それまでカーナビの画面は本体のフロントパネルに内蔵されているというのが当たり前だったため、2DINや200mmワイドと呼ばれる規格サイズスペースでは物理的に画面を大きくすることができず、7型画面と決まっていました。
当時も8型以上の大画面ナビはありましたが、それらは本体も大きかったり、車種専用形状だったりと、装着できるクルマが限られていたのです。
ストラーダCN-F1Dは、フローティングスタイルとすることで今までの常識を覆し、9型大画面の搭載を実現しました。前方にせり出したディスプレイがシフトレバーにぶつかったり、ハザードスイッチの上に被さったりしなければ、ほとんどの2DINサイズ、200mmワイドサイズのクルマに装着ができ、なんと144車種に適合。
その後パナソニックでは地道な調査で適合確認車種を増やし、最新モデルでは10型大画面を搭載し、540車種以上に適合しています。
なお、7型に比べると9型は1.7倍の大きさ、10型は2.2倍の大きさとなります。フローティングスタイルは、これまで大画面ナビの装着をあきらめていた車種にも装着を可能とした画期的なアイデアといえます。
このように大画面でありながら優れた汎用性を持つのがフローティングスタイルの最大の特徴です。また、画面とドライバーの距離が近くなるため、実際のサイズよりもひと回り大きく感じたり、手が届きやすくタッチパネル操作がしやすくなるというメリットも生まれます。ディスプレイの角度が自由に調整できるため、映り込みなど反射を防ぐ効果も期待できます。
一方でデメリットといえるのは見た目の後付け感が出ることで、やはりダッシュボードに埋め込まれていないのがスマートではないと感じる人もいるでしょう。
フローティングスタイルカーナビの草分け
では次はフローティングスタイルカーナビの草分けともいえる存在、ストラーダFシリーズの最新モデルで10型有機ELディスプレイを搭載する『ストラーダF1X PREMIUM10 CN-F1XC1D』について紹介しましょう。
ストラーダのフローティング構造は『DYNABIGスイングディスプレイ』と名付けられており、業界で最も進化した機構を備えています。多くのフローティングスタイルのモデルではディスプレイは前後角度だけの調整となっていますが、このモデルでは前後角度に加えて左右角度(スイング)、高さ、奥行(取付時のみ)の調整まで可能としているのです。

これによりドライバーがもっとも見やすいポジションへのセッティングを容易にできるのはもちろん、ナビ装着スペースまわりのスイッチや吹き出し口との干渉を避けられます。
また、走行やアイドリングによる振動で画面がブレて見えないようディスプレイユニットを軽量化したり、剛性の高いシャシーユニットを採用したりと、耐振動性能の向上にも取り組んでいます。これらユーザーの使い勝手や安全・安心を重視したモノづくりはさすがパナソニックといったところです。

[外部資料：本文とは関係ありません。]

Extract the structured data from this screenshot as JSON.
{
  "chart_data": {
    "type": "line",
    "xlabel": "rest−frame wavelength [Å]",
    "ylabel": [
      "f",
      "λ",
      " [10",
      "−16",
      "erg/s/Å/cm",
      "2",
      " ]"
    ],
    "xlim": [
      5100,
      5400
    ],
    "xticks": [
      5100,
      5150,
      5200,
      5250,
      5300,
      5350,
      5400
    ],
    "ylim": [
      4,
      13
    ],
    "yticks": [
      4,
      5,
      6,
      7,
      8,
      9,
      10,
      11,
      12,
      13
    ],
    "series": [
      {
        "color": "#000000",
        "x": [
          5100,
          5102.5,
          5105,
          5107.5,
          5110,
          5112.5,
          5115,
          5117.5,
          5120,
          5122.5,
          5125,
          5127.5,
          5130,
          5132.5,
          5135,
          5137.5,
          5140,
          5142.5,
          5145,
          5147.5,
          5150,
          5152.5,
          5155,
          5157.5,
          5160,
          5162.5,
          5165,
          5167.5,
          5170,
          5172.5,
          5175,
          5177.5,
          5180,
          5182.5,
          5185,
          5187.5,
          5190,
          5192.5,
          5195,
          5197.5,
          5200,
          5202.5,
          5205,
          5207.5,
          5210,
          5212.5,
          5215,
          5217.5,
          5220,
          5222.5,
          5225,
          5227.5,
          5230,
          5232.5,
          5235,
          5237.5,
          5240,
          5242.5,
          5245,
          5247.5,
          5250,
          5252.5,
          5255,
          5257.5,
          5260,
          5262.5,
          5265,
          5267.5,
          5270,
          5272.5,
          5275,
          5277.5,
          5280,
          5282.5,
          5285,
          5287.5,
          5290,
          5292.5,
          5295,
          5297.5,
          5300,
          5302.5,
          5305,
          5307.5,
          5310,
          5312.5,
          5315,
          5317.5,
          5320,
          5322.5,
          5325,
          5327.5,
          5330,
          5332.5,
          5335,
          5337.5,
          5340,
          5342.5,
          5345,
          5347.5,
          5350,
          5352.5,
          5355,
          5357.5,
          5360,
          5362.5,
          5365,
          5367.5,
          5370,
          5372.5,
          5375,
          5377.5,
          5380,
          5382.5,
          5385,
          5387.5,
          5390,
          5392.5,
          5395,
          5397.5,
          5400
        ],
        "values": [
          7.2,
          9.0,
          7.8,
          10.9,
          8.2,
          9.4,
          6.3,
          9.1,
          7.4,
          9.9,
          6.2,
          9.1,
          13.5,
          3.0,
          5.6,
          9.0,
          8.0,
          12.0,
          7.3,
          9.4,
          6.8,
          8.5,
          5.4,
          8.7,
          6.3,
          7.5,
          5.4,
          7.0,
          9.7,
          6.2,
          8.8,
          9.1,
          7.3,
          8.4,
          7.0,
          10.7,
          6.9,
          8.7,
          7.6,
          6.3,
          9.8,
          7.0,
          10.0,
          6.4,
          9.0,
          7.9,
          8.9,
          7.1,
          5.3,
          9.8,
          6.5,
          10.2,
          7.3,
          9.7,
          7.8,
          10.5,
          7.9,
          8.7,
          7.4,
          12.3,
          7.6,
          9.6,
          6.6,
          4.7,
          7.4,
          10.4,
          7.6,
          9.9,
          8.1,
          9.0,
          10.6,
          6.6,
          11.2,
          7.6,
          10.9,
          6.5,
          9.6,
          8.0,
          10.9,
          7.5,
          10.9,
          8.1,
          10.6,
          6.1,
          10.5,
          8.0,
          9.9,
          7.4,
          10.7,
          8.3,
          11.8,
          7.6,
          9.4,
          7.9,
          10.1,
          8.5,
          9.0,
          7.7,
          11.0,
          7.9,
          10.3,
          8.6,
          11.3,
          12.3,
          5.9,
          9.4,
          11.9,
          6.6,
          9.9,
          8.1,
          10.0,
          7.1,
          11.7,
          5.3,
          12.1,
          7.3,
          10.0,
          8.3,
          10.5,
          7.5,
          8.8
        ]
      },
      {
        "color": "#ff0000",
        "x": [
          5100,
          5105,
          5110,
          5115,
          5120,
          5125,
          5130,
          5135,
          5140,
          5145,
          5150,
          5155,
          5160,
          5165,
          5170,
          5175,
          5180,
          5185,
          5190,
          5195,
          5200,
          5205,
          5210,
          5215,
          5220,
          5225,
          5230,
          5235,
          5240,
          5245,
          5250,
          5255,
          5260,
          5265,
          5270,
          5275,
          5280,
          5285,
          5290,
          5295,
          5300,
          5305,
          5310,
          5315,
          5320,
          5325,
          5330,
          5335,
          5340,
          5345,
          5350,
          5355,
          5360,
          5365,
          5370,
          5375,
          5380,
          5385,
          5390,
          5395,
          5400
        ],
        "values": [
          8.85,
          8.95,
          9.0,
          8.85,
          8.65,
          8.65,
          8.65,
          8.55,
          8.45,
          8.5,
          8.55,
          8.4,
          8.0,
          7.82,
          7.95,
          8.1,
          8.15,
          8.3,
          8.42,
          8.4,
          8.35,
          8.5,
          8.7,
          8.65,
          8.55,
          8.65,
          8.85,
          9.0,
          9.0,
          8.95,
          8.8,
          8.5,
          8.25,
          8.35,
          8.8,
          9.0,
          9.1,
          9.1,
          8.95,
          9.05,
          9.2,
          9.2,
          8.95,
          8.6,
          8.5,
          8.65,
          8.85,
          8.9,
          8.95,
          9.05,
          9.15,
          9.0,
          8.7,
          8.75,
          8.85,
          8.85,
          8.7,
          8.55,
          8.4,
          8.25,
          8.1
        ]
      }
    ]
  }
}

そしてディスプレイパネルに業界で唯一となる『有機EL』を採用しているのも大きな特徴。液晶には表現ができない本物の黒を表現できるため色鮮やかさが際立ち、豊かな諧調で描き出します。しかも独自の技術によって低反射も実現し、不快な映り込みを排除しています。
機能面についてはスマホとのテザリング接続を介してネット動画視聴やオンライン検索、ワンタッチ地図更新など、通信を活用したエンタメ&ナビ機能が数多く搭載。Apple CarPlayやAndroid Autoによって、車内でも安全かつ快適にスマホアプリを利用できます。